Pamuk has written a beautiful and gripping story. It is so full of minute and engrossing details that it is hard to describe or explain how lovingly and engagingly he lures the reader in. As he himself says at one point, the `purpose of a novel … is to relate our memories with such sincerity as to transform individual happiness into happiness that all can share.’ At times it is more like unhappiness that Pamuk is sharing in this book, but he definitely had this reader hooked, and hungry to read much more from him.
by Mr. D. James
Orhan Pamuk,
The Museum of Innocence
It is both easy and difficult to talk about this intriguing novel by the recent Winner of the Nobel Prize in Literature – a prize of course awarded for lifetime achievement rather than for a particular book. The easy part is to tell the plot, which usually in my experience takes up at least half of a review. The difficult part is to convey the quality of one’s reading experience. So, to the plot, briefly:
Kemal, who tells the story – later we discover his story is ghost-written by a friend – is a wealthy businessman who falls in love with a poor shopgirl, one who has recently come third in a beauty contest. Unfortunately, he is engaged to an aristocratic girl to whom marriage for familial and business reasons would be more suitable. So far, so trite, but this is not Jane Austen all over again; this is romance, writ large to the nth degree. For Kemal is an obsessive; he not only cannot detach himself from Füsan the shopgirl, but can think of nothing else. All through the period of his engagement and, later, his marriage to Sibel, Kemal collects memorabilia associated with his beloved. This collection of sacred relics begins with a lost ear-ring and ends with a museum.

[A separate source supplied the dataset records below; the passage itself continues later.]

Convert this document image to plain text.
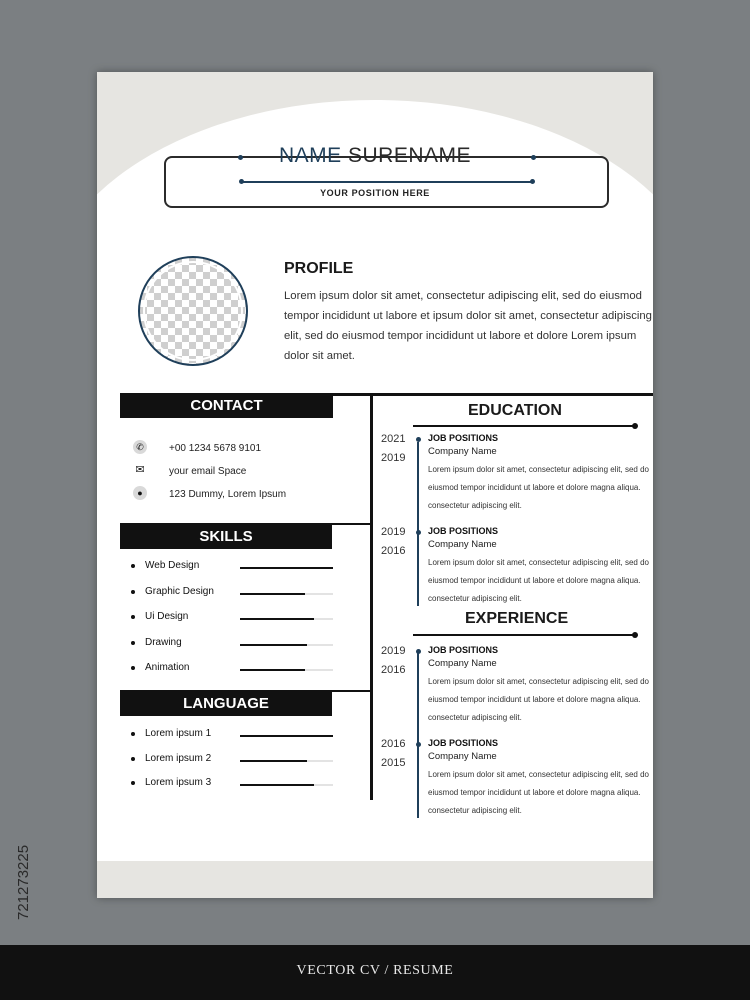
NAME SURENAME
YOUR POSITION HERE
PROFILE
Lorem ipsum dolor sit amet, consectetur adipiscing elit, sed do eiusmod tempor incididunt ut labore et ipsum dolor sit amet, consectetur adipiscing elit, sed do eiusmod tempor incididunt ut labore et dolore Lorem ipsum dolor sit amet.
CONTACT
✆	+00 1234 5678 9101
✉ your email Space
●	123 Dummy, Lorem Ipsum
SKILLS
Web Design
Graphic Design
Ui Design
Drawing
Animation
LANGUAGE
Lorem ipsum 1
Lorem ipsum 2
Lorem ipsum 3
EDUCATION
EXPERIENCE
2021
2019
JOB POSITIONS
Company Name
Lorem ipsum dolor sit amet, consectetur adipiscing elit, sed do
eiusmod tempor incididunt ut labore et dolore magna aliqua.
consectetur adipiscing elit.
2019
2016
JOB POSITIONS
Company Name
Lorem ipsum dolor sit amet, consectetur adipiscing elit, sed do
eiusmod tempor incididunt ut labore et dolore magna aliqua.
consectetur adipiscing elit.
2019
2016
JOB POSITIONS
Company Name
Lorem ipsum dolor sit amet, consectetur adipiscing elit, sed do
eiusmod tempor incididunt ut labore et dolore magna aliqua.
consectetur adipiscing elit.
2016
2015
JOB POSITIONS
Company Name
Lorem ipsum dolor sit amet, consectetur adipiscing elit, sed do
eiusmod tempor incididunt ut labore et dolore magna aliqua.
consectetur adipiscing elit.
VECTOR CV / RESUME
721273225
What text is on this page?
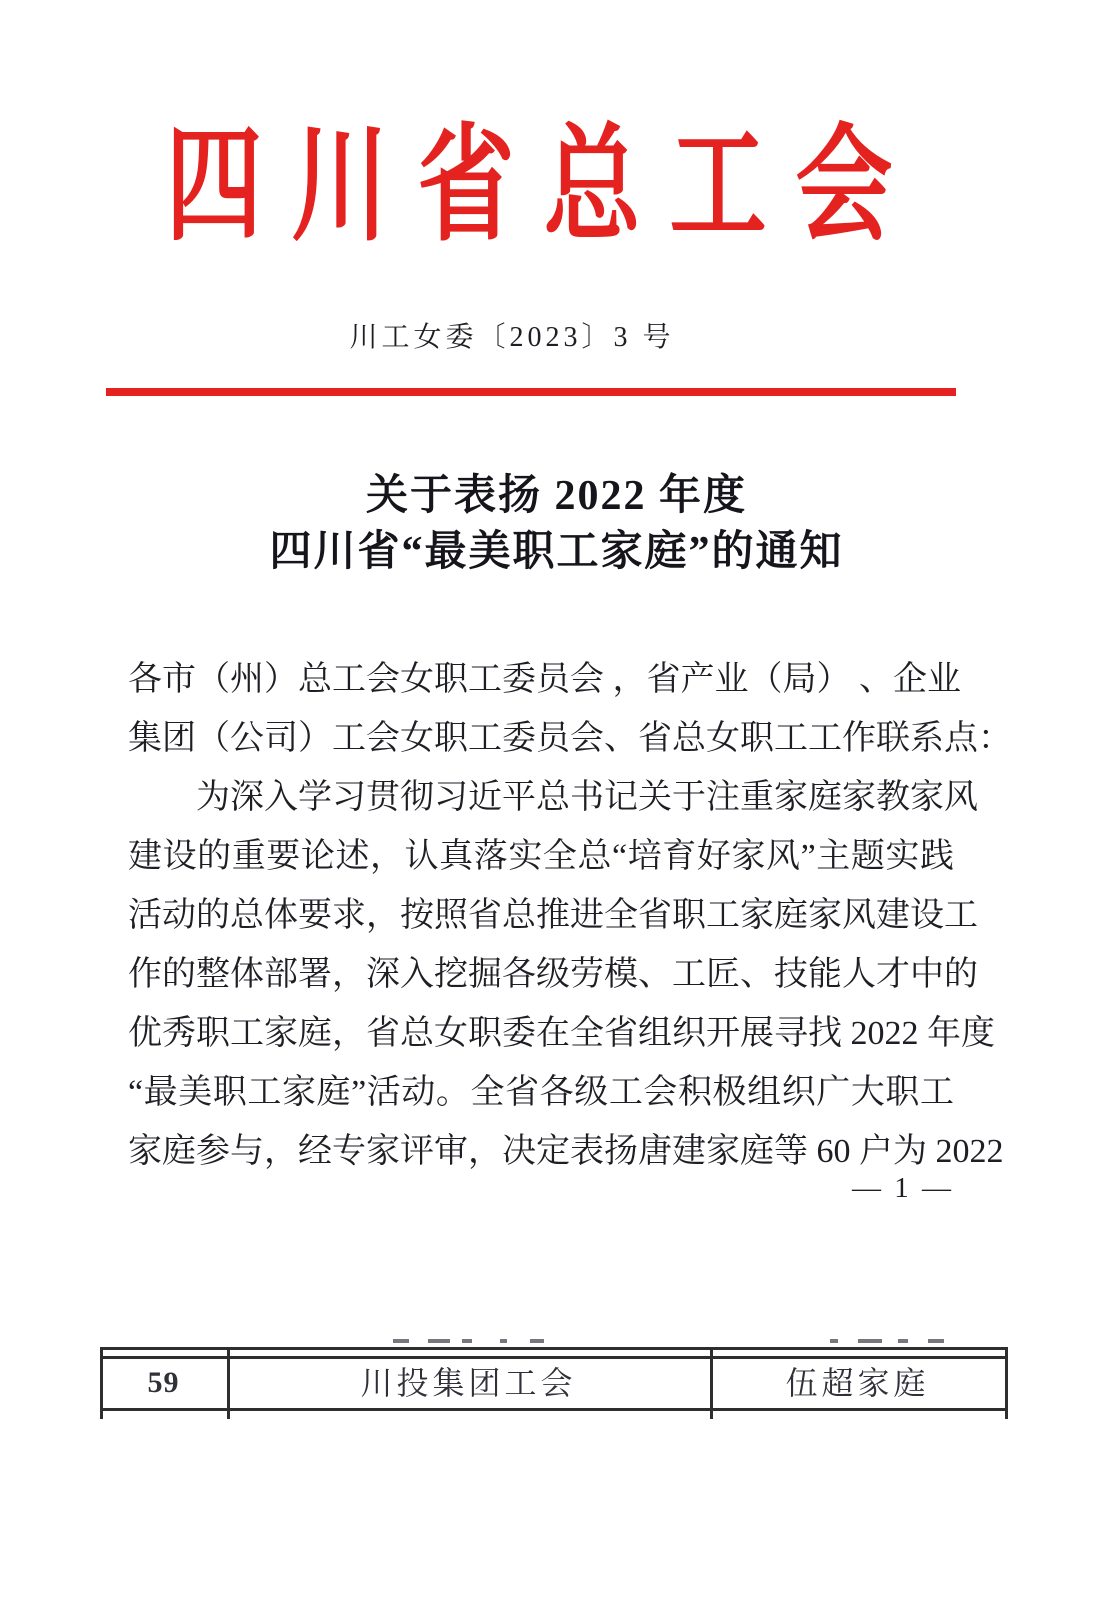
四川省总工会
川工女委〔2023〕3 号
关于表扬 2022 年度
四川省“最美职工家庭”的通知
各市（州）总工会女职工委员会 ，省产业（局） 、企业
集团（公司）工会女职工委员会、省总女职工工作联系点：
为深入学习贯彻习近平总书记关于注重家庭家教家风
建设的重要论述，认真落实全总“培育好家风”主题实践
活动的总体要求，按照省总推进全省职工家庭家风建设工
作的整体部署，深入挖掘各级劳模、工匠、技能人才中的
优秀职工家庭，省总女职委在全省组织开展寻找 2022 年度
“最美职工家庭”活动。全省各级工会积极组织广大职工
家庭参与，经专家评审，决定表扬唐建家庭等 60 户为 2022
— 1 —
59	川投集团工会	伍超家庭
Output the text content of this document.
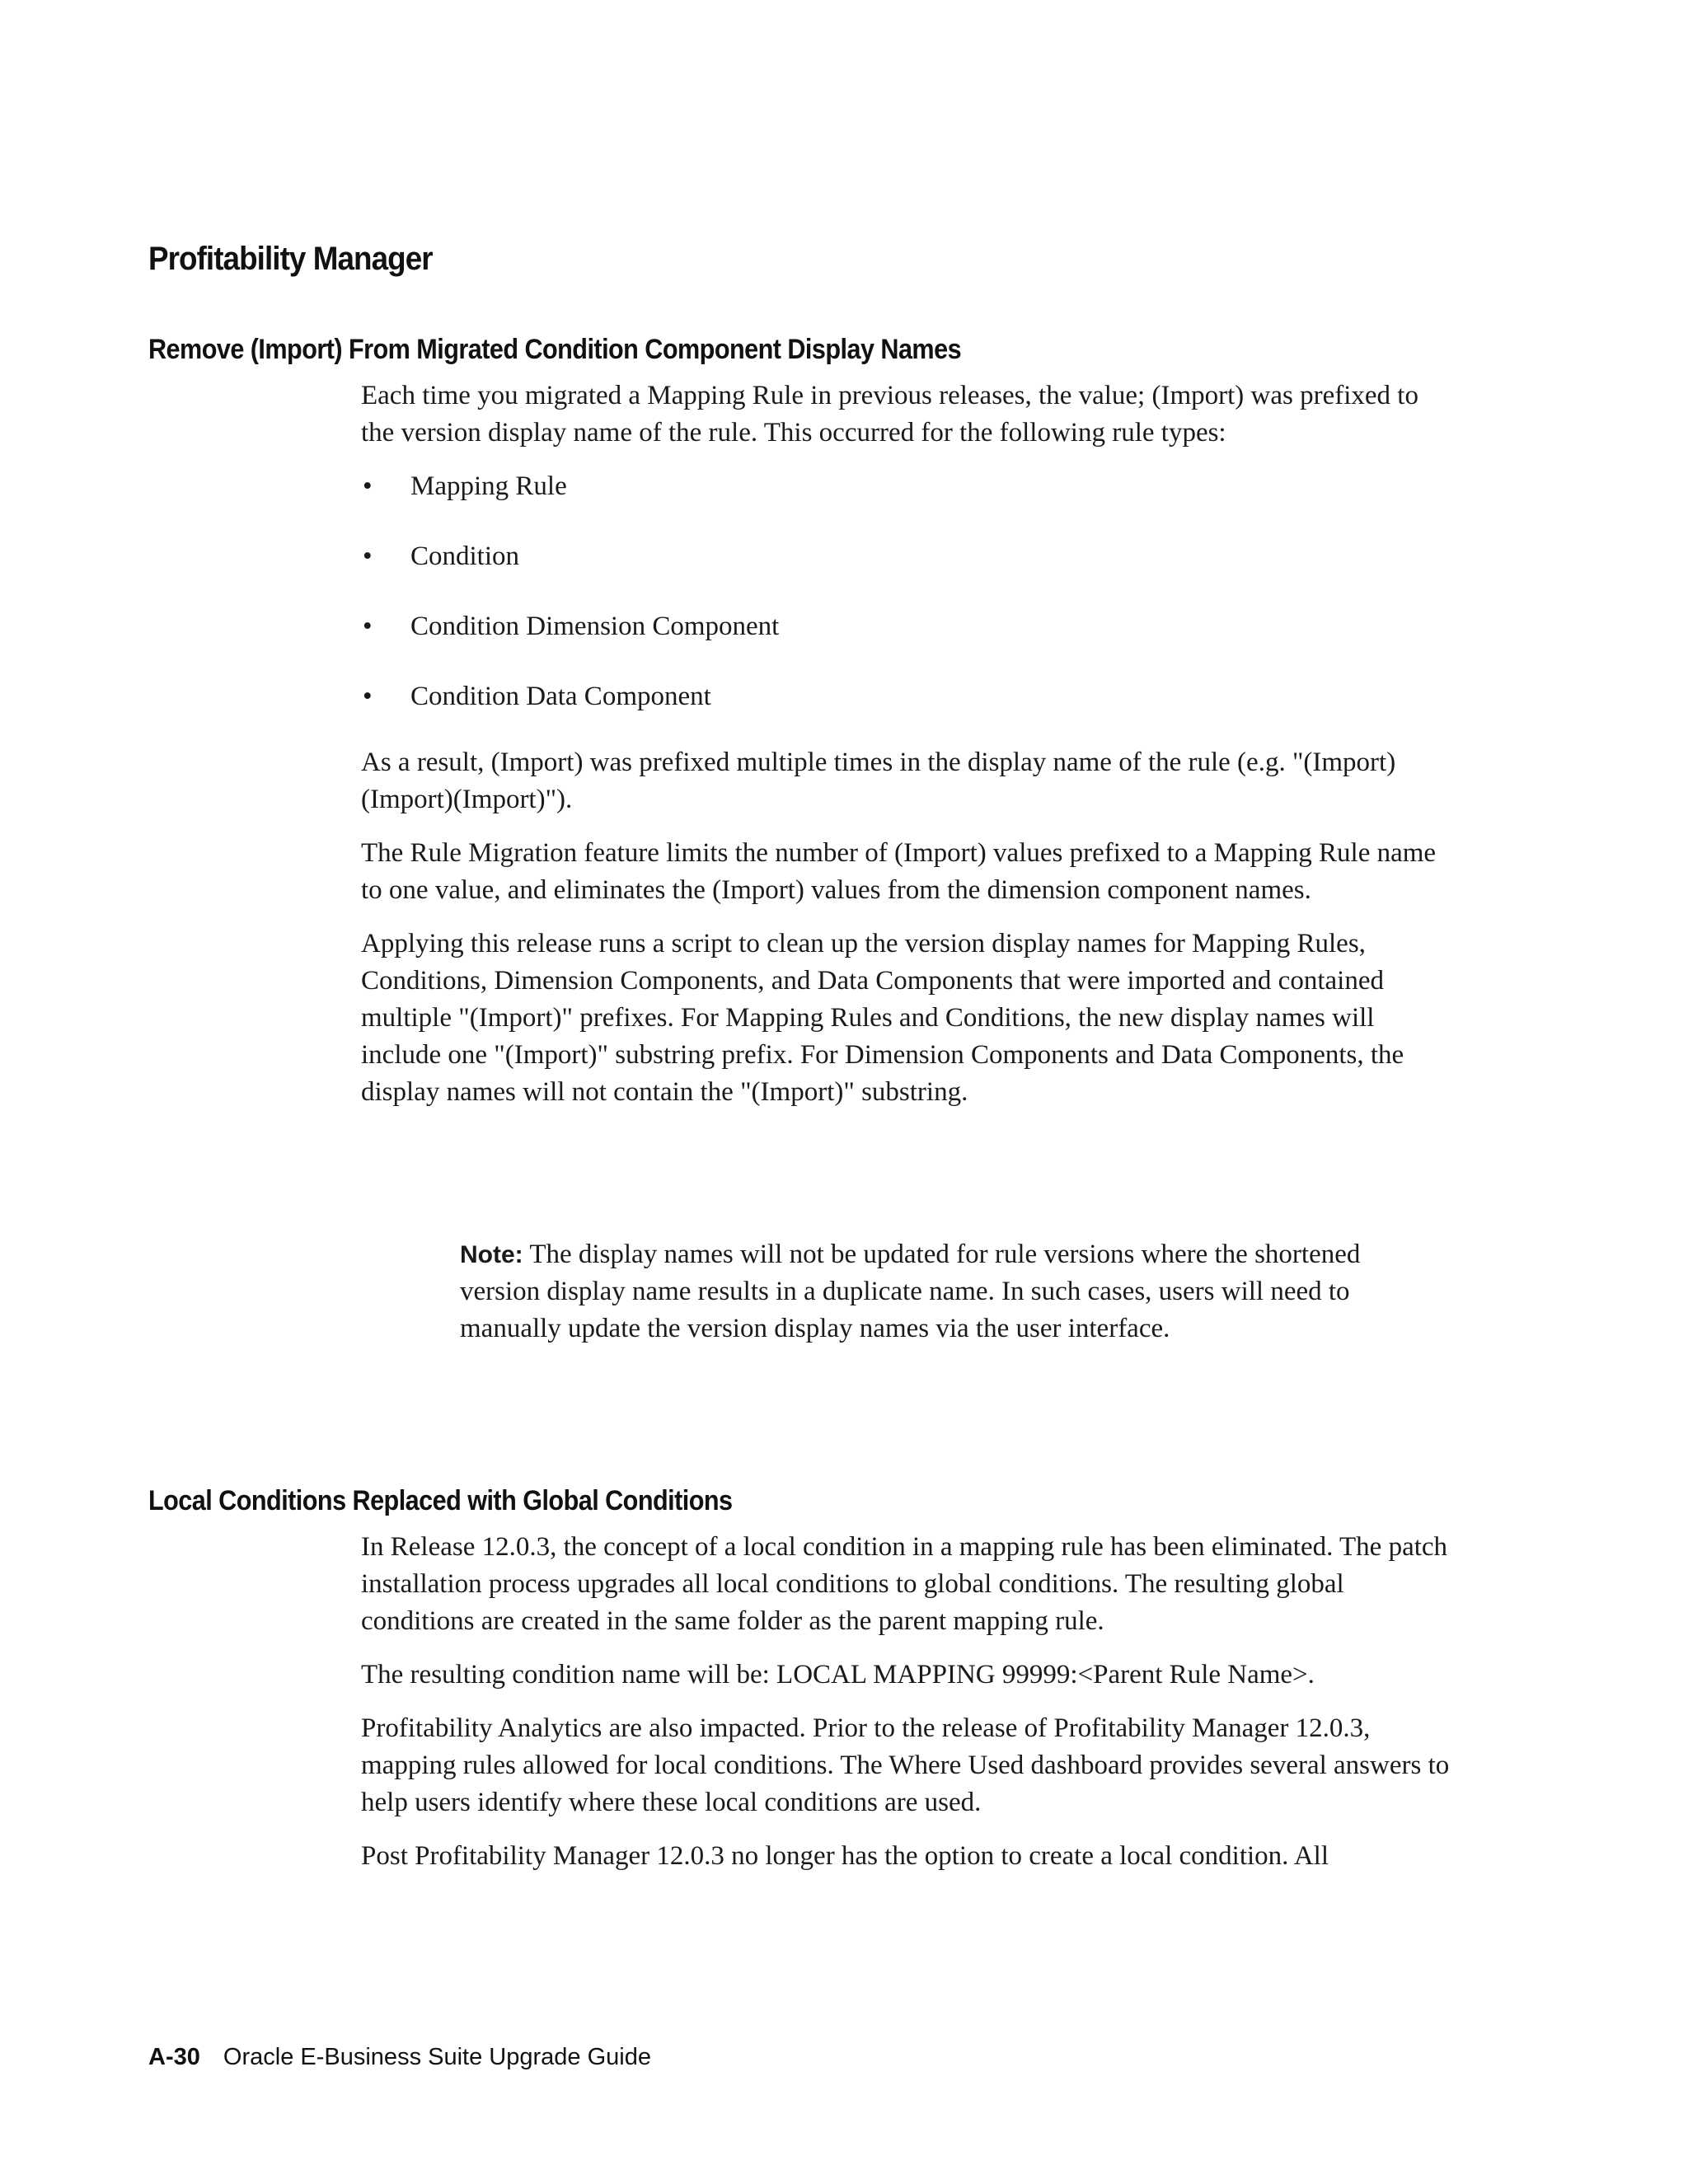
Profitability Manager
Remove (Import) From Migrated Condition Component Display Names

Each time you migrated a Mapping Rule in previous releases, the value; (Import) was prefixed to the version display name of the rule. This occurred for the following rule types:

• Mapping Rule
• Condition
• Condition Dimension Component
• Condition Data Component

As a result, (Import) was prefixed multiple times in the display name of the rule (e.g. "(Import)(Import)(Import)").

The Rule Migration feature limits the number of (Import) values prefixed to a Mapping Rule name to one value, and eliminates the (Import) values from the dimension component names.

Applying this release runs a script to clean up the version display names for Mapping Rules, Conditions, Dimension Components, and Data Components that were imported and contained multiple "(Import)" prefixes. For Mapping Rules and Conditions, the new display names will include one "(Import)" substring prefix. For Dimension Components and Data Components, the display names will not contain the "(Import)" substring.

Note: The display names will not be updated for rule versions where the shortened version display name results in a duplicate name. In such cases, users will need to manually update the version display names via the user interface.
Local Conditions Replaced with Global Conditions

In Release 12.0.3, the concept of a local condition in a mapping rule has been eliminated. The patch installation process upgrades all local conditions to global conditions. The resulting global conditions are created in the same folder as the parent mapping rule.

The resulting condition name will be: LOCAL MAPPING 99999:<Parent Rule Name>.

Profitability Analytics are also impacted. Prior to the release of Profitability Manager 12.0.3, mapping rules allowed for local conditions. The Where Used dashboard provides several answers to help users identify where these local conditions are used.

Post Profitability Manager 12.0.3 no longer has the option to create a local condition. All

A-30 Oracle E-Business Suite Upgrade Guide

What is remarkable about this everyday story of an infatuated lover is the revelation of an interior world, where recalled scenes and images are as life-sustaining as the memorabilia he treasures. Cigarette butts with Füsan’s lipstick on and stolen kitchen equipment are but two of the thousands of his objets d’art. Each item brings back a time and place where he loved and suffered in the past. He polishes them or kisses them in his mother’s apartment where he sets up his shrine. His fling with Füsan took but a short time, but it remains with him for life. Of course, he occasionally asks himself what good this `love’ does him or anyone else. The answer is not a scrap – the reverse in fact. But he can’t help himself; the drug will never leave his system, and if it did do so by a miracle, the reader feels the poor man would not survive.
The claustrophobic setting is Istanbul in the 1970s and beyond. The streets are narrow and crowded and the heat suffocating. Kemal names every street along which he has passed, dreaming of the beloved or remembering his later suffering. He presents the reader with a map, highlighting important features, and, to complete his encyclopaedia of folly he appends to a 700+ page novel a paginated index of all the characters mentioned.
What I loved most about this Proustian novel was the privileged view I was given of another consciousness, a madman one might say, a self-destructive obsessive, one who sacrifices everything for a dream, a no doubt selfish illusion about a fairly unexceptional girl. Except that we are made to realise that nobody is unexceptional, that the other characters whom Kemal damages are alive and immortalised in the book, just as his treasures are enshrined in his museum. We feel sympathy for them, even those who are hostile to him.